Temptation of St. Anthony
- (c. 1515), pen and bistre on paper
- Kupferstichkabinett, Berlin
Bosch’s pictures have always fascinated viewers. Described as wondrous and strange fantasies, in earlier centuries most people regarded him as the inventor of monsters and chimeras.
Bosch created bizarre worlds of monsters, forbidden pleasure, and earthly folly. References to astrology, folklore, witchcraft, and alchemy, in addition to the theme of the Antichrist and episodes from the lives of exemplary saints, are all woven together into a labyrinth of late medieval Christian iconography.

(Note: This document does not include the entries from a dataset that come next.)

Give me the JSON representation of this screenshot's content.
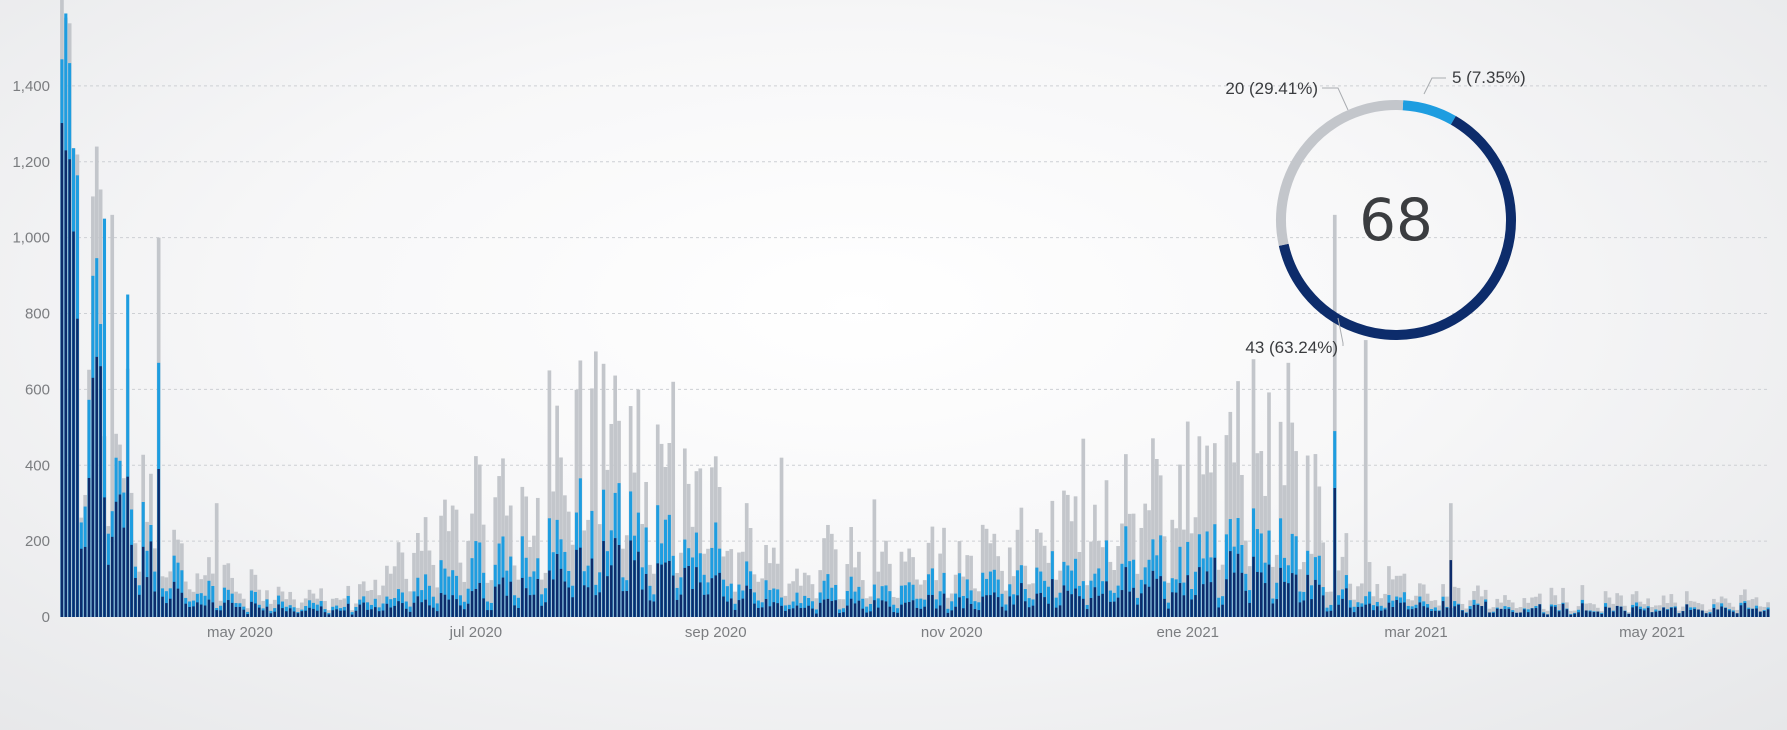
{
  "colors": {
    "gray": "#c3c6cb",
    "light_blue": "#1e9de0",
    "dark_blue": "#0d2c6b",
    "grid": "#cdd0d4"
  },
  "chart_data": [
    {
      "type": "bar",
      "stacked": false,
      "x_type": "date",
      "x_start": "2020-03-16",
      "x_end": "2021-05-31",
      "ylim": [
        0,
        1600
      ],
      "yticks": [
        0,
        200,
        400,
        600,
        800,
        1000,
        1200,
        1400
      ],
      "ytick_labels": [
        "0",
        "200",
        "400",
        "600",
        "800",
        "1,000",
        "1,200",
        "1,400"
      ],
      "xtick_labels": [
        "may 2020",
        "jul 2020",
        "sep 2020",
        "nov 2020",
        "ene 2021",
        "mar 2021",
        "may 2021"
      ],
      "xtick_dates": [
        "2020-05-01",
        "2020-07-01",
        "2020-09-01",
        "2020-11-01",
        "2021-01-01",
        "2021-03-01",
        "2021-05-01"
      ],
      "grid": true,
      "legend": "none",
      "series_colors": [
        "#c3c6cb",
        "#1e9de0",
        "#0d2c6b"
      ],
      "profile": {
        "dates": [
          "2020-03-16",
          "2020-03-20",
          "2020-03-25",
          "2020-04-01",
          "2020-04-10",
          "2020-04-20",
          "2020-05-01",
          "2020-05-15",
          "2020-06-01",
          "2020-06-15",
          "2020-07-01",
          "2020-07-15",
          "2020-08-01",
          "2020-08-15",
          "2020-09-01",
          "2020-09-15",
          "2020-10-01",
          "2020-10-15",
          "2020-11-01",
          "2020-11-15",
          "2020-12-01",
          "2020-12-15",
          "2021-01-01",
          "2021-01-15",
          "2021-02-01",
          "2021-02-15",
          "2021-03-01",
          "2021-03-15",
          "2021-04-01",
          "2021-04-15",
          "2021-05-01",
          "2021-05-31"
        ],
        "gray": [
          1450,
          1000,
          850,
          500,
          220,
          120,
          90,
          60,
          70,
          210,
          300,
          340,
          480,
          370,
          300,
          170,
          150,
          140,
          170,
          200,
          260,
          330,
          380,
          480,
          300,
          120,
          75,
          55,
          55,
          55,
          50,
          48
        ],
        "light_blue": [
          1300,
          900,
          720,
          420,
          130,
          70,
          50,
          35,
          40,
          90,
          140,
          170,
          250,
          200,
          160,
          80,
          70,
          70,
          90,
          100,
          130,
          160,
          170,
          220,
          140,
          55,
          40,
          30,
          30,
          30,
          28,
          28
        ],
        "dark_blue": [
          1000,
          650,
          520,
          300,
          90,
          40,
          30,
          22,
          25,
          40,
          60,
          90,
          150,
          120,
          90,
          40,
          35,
          35,
          40,
          55,
          70,
          90,
          95,
          130,
          80,
          35,
          30,
          25,
          25,
          25,
          25,
          25
        ]
      },
      "spikes": [
        {
          "date": "2020-03-17",
          "series": "gray",
          "value": 1580
        },
        {
          "date": "2020-03-18",
          "series": "light_blue",
          "value": 1460
        },
        {
          "date": "2020-03-17",
          "series": "dark_blue",
          "value": 1230
        },
        {
          "date": "2020-03-25",
          "series": "gray",
          "value": 1240
        },
        {
          "date": "2020-03-27",
          "series": "light_blue",
          "value": 1050
        },
        {
          "date": "2020-03-29",
          "series": "gray",
          "value": 1060
        },
        {
          "date": "2020-04-02",
          "series": "light_blue",
          "value": 850
        },
        {
          "date": "2020-04-10",
          "series": "gray",
          "value": 1000
        },
        {
          "date": "2020-04-10",
          "series": "light_blue",
          "value": 670
        },
        {
          "date": "2020-04-10",
          "series": "dark_blue",
          "value": 390
        },
        {
          "date": "2020-04-25",
          "series": "gray",
          "value": 300
        },
        {
          "date": "2020-07-20",
          "series": "gray",
          "value": 650
        },
        {
          "date": "2020-08-01",
          "series": "gray",
          "value": 700
        },
        {
          "date": "2020-08-21",
          "series": "gray",
          "value": 620
        },
        {
          "date": "2020-09-18",
          "series": "gray",
          "value": 420
        },
        {
          "date": "2020-10-12",
          "series": "gray",
          "value": 310
        },
        {
          "date": "2020-12-05",
          "series": "gray",
          "value": 470
        },
        {
          "date": "2021-01-27",
          "series": "gray",
          "value": 670
        },
        {
          "date": "2021-02-08",
          "series": "gray",
          "value": 1060
        },
        {
          "date": "2021-02-08",
          "series": "light_blue",
          "value": 490
        },
        {
          "date": "2021-02-08",
          "series": "dark_blue",
          "value": 340
        },
        {
          "date": "2021-02-16",
          "series": "gray",
          "value": 730
        },
        {
          "date": "2021-03-10",
          "series": "gray",
          "value": 300
        },
        {
          "date": "2021-03-10",
          "series": "dark_blue",
          "value": 150
        }
      ]
    },
    {
      "type": "pie",
      "style": "donut",
      "center_label": "68",
      "slices": [
        {
          "label": "5 (7.35%)",
          "value": 5,
          "color": "#1e9de0"
        },
        {
          "label": "43 (63.24%)",
          "value": 43,
          "color": "#0d2c6b"
        },
        {
          "label": "20 (29.41%)",
          "value": 20,
          "color": "#c3c6cb"
        }
      ]
    }
  ]
}
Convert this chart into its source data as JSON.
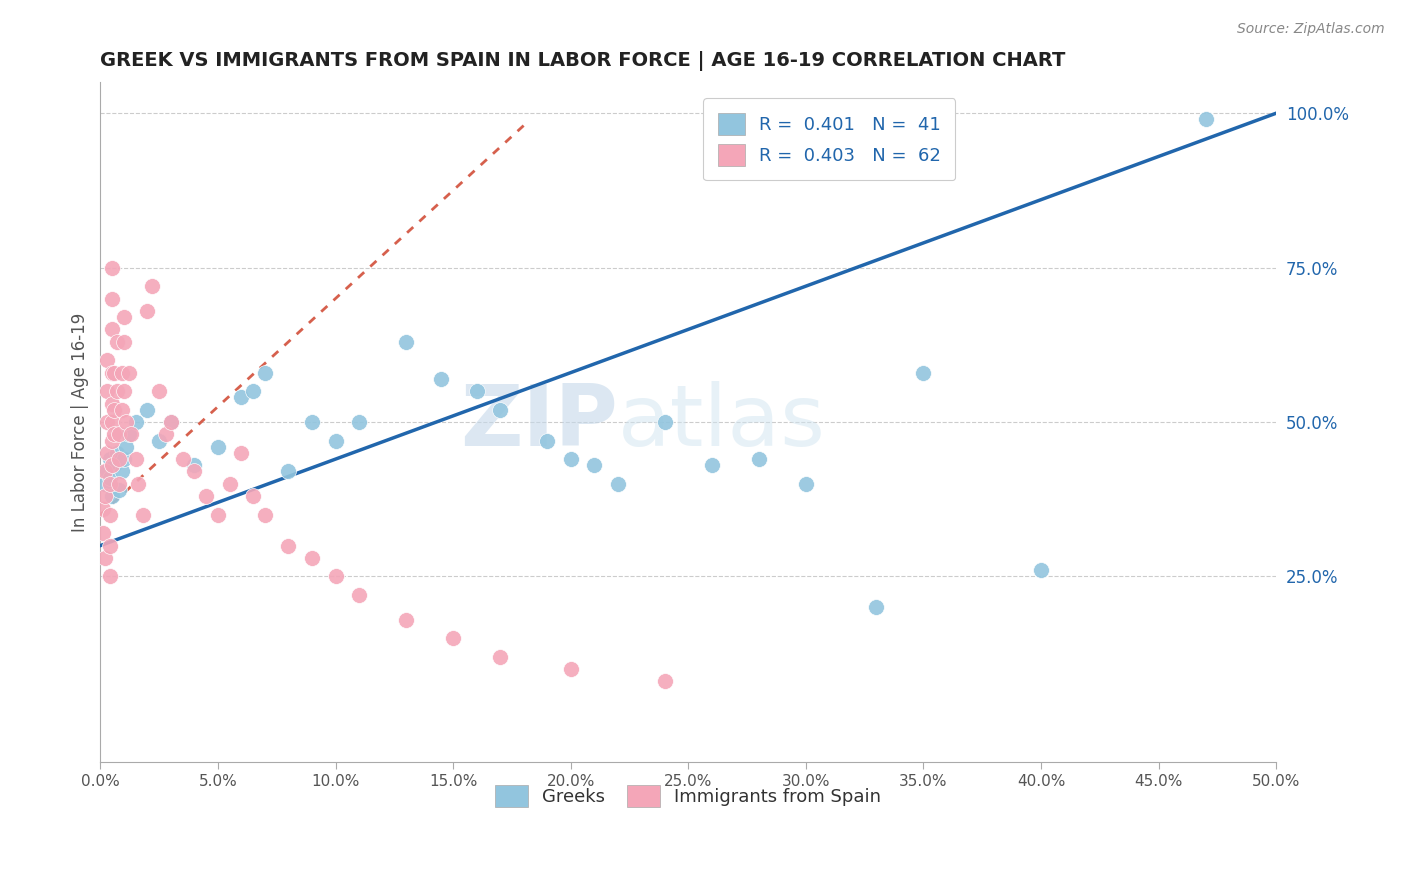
{
  "title": "GREEK VS IMMIGRANTS FROM SPAIN IN LABOR FORCE | AGE 16-19 CORRELATION CHART",
  "source_text": "Source: ZipAtlas.com",
  "ylabel": "In Labor Force | Age 16-19",
  "xlim": [
    0.0,
    0.5
  ],
  "ylim": [
    -0.05,
    1.05
  ],
  "xtick_labels": [
    "0.0%",
    "5.0%",
    "10.0%",
    "15.0%",
    "20.0%",
    "25.0%",
    "30.0%",
    "35.0%",
    "40.0%",
    "45.0%",
    "50.0%"
  ],
  "xtick_values": [
    0.0,
    0.05,
    0.1,
    0.15,
    0.2,
    0.25,
    0.3,
    0.35,
    0.4,
    0.45,
    0.5
  ],
  "ytick_labels_right": [
    "25.0%",
    "50.0%",
    "75.0%",
    "100.0%"
  ],
  "ytick_values_right": [
    0.25,
    0.5,
    0.75,
    1.0
  ],
  "blue_R": 0.401,
  "blue_N": 41,
  "pink_R": 0.403,
  "pink_N": 62,
  "blue_color": "#92c5de",
  "pink_color": "#f4a6b8",
  "blue_line_color": "#2166ac",
  "pink_line_color": "#d6604d",
  "legend_R_color": "#2166ac",
  "blue_scatter_x": [
    0.002,
    0.003,
    0.004,
    0.004,
    0.005,
    0.006,
    0.007,
    0.008,
    0.009,
    0.01,
    0.011,
    0.012,
    0.015,
    0.02,
    0.025,
    0.03,
    0.04,
    0.05,
    0.06,
    0.065,
    0.07,
    0.08,
    0.09,
    0.1,
    0.11,
    0.13,
    0.145,
    0.16,
    0.17,
    0.19,
    0.2,
    0.21,
    0.22,
    0.24,
    0.26,
    0.28,
    0.3,
    0.33,
    0.35,
    0.4,
    0.47
  ],
  "blue_scatter_y": [
    0.4,
    0.42,
    0.44,
    0.41,
    0.38,
    0.43,
    0.45,
    0.39,
    0.42,
    0.44,
    0.46,
    0.48,
    0.5,
    0.52,
    0.47,
    0.5,
    0.43,
    0.46,
    0.54,
    0.55,
    0.58,
    0.42,
    0.5,
    0.47,
    0.5,
    0.63,
    0.57,
    0.55,
    0.52,
    0.47,
    0.44,
    0.43,
    0.4,
    0.5,
    0.43,
    0.44,
    0.4,
    0.2,
    0.58,
    0.26,
    0.99
  ],
  "pink_scatter_x": [
    0.001,
    0.001,
    0.002,
    0.002,
    0.002,
    0.003,
    0.003,
    0.003,
    0.003,
    0.004,
    0.004,
    0.004,
    0.004,
    0.005,
    0.005,
    0.005,
    0.005,
    0.005,
    0.005,
    0.005,
    0.005,
    0.006,
    0.006,
    0.006,
    0.007,
    0.007,
    0.008,
    0.008,
    0.008,
    0.009,
    0.009,
    0.01,
    0.01,
    0.01,
    0.011,
    0.012,
    0.013,
    0.015,
    0.016,
    0.018,
    0.02,
    0.022,
    0.025,
    0.028,
    0.03,
    0.035,
    0.04,
    0.045,
    0.05,
    0.055,
    0.06,
    0.065,
    0.07,
    0.08,
    0.09,
    0.1,
    0.11,
    0.13,
    0.15,
    0.17,
    0.2,
    0.24
  ],
  "pink_scatter_y": [
    0.36,
    0.32,
    0.28,
    0.38,
    0.42,
    0.45,
    0.5,
    0.55,
    0.6,
    0.4,
    0.35,
    0.3,
    0.25,
    0.43,
    0.47,
    0.5,
    0.53,
    0.58,
    0.65,
    0.7,
    0.75,
    0.48,
    0.52,
    0.58,
    0.63,
    0.55,
    0.48,
    0.44,
    0.4,
    0.52,
    0.58,
    0.63,
    0.67,
    0.55,
    0.5,
    0.58,
    0.48,
    0.44,
    0.4,
    0.35,
    0.68,
    0.72,
    0.55,
    0.48,
    0.5,
    0.44,
    0.42,
    0.38,
    0.35,
    0.4,
    0.45,
    0.38,
    0.35,
    0.3,
    0.28,
    0.25,
    0.22,
    0.18,
    0.15,
    0.12,
    0.1,
    0.08
  ]
}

Scholars differ in their interpretation of Bosch’s art. Though the meaning of his paintings is now difficult to comprehend, they were certainly constructed as allegories and social commentaries. Most agree that his pictures show a preoccupation with the human propensity for sin in defiance of God, as well as with God’s eternal damnation of lost souls in hell as a fateful consequence of human folly.
Here is a close up of the pig:
About the Artist
Hieronymus Bosch, Dutch, (1450-1516). A Flemish painter, born as Jeronimus van Aken, he took the name Bosch from the Flemish town of Hertogenbosch, where he spent his entire artistic career. Bosch is known for his enigmatic panels illustrating complex religious subjects with fantastic, often demonic imagery.